Despite the fact that CNG sector in India has grown rapidly since its take off in early part of this century and has attained a certain level of maturity, it is still plagued by severe infrastructural problems. An important reason why CNG use has not spread beyond tier one and tier two cities. At about 15,000 km, the pipeline grid is insufficient to reach wider pockets of a country of India’s size. Although, further expansion in the network is in progress, the pace continues to be slow due to reasons such as cumbersome land acquisition process.

Varma said that this vacuum can be filled by LNG which can be supplied by trucks to the final consumer. “Just do not talk about gas grid as there are other ways available to transport gas as well. I believe India will see growth in both CNG and LNG. On one hand pipeline network can expand and on the other hand LNG can be supplied to areas not connected with pipeline. What we call virtual LNG pipeline,” he said.  

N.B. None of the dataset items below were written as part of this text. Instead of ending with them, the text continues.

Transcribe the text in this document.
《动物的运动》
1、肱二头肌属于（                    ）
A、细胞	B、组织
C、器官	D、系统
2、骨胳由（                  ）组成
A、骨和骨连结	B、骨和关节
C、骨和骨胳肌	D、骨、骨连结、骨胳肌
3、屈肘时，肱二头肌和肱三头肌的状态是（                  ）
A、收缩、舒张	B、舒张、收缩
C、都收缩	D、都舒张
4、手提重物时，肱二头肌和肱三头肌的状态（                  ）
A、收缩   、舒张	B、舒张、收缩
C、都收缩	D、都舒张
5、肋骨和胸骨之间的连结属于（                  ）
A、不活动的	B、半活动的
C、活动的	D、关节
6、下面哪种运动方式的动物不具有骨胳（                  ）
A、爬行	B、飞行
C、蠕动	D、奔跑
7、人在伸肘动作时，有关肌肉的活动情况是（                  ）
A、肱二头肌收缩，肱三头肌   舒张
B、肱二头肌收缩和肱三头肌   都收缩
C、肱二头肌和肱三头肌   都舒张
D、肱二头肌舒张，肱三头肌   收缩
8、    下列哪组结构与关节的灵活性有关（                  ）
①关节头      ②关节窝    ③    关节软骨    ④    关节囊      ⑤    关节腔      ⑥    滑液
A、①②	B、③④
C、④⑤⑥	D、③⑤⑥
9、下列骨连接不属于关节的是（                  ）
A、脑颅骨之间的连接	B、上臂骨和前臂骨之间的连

Last month, Petronet LNG said it is looking to sell about 1.5mn mt/yr in India by transporting it via trucks to customers not connected by pipelines. Initially, Petronet would deploy the trucks from Kochi to Mangalore. This is primarily because its 5mn mt/yr re-gasification terminal at Kochi remains underutilised at mere 5% capacity due to lack of pipeline connectivity.

With projection that LNG prices will remain benign in medium to long term, Varma believes this would be the right time for Indian government to devise a full-fledged plan for adoption of LNG as transport fuel. He said ENGIE is ready to work with various stakeholders in developing the requisite plan.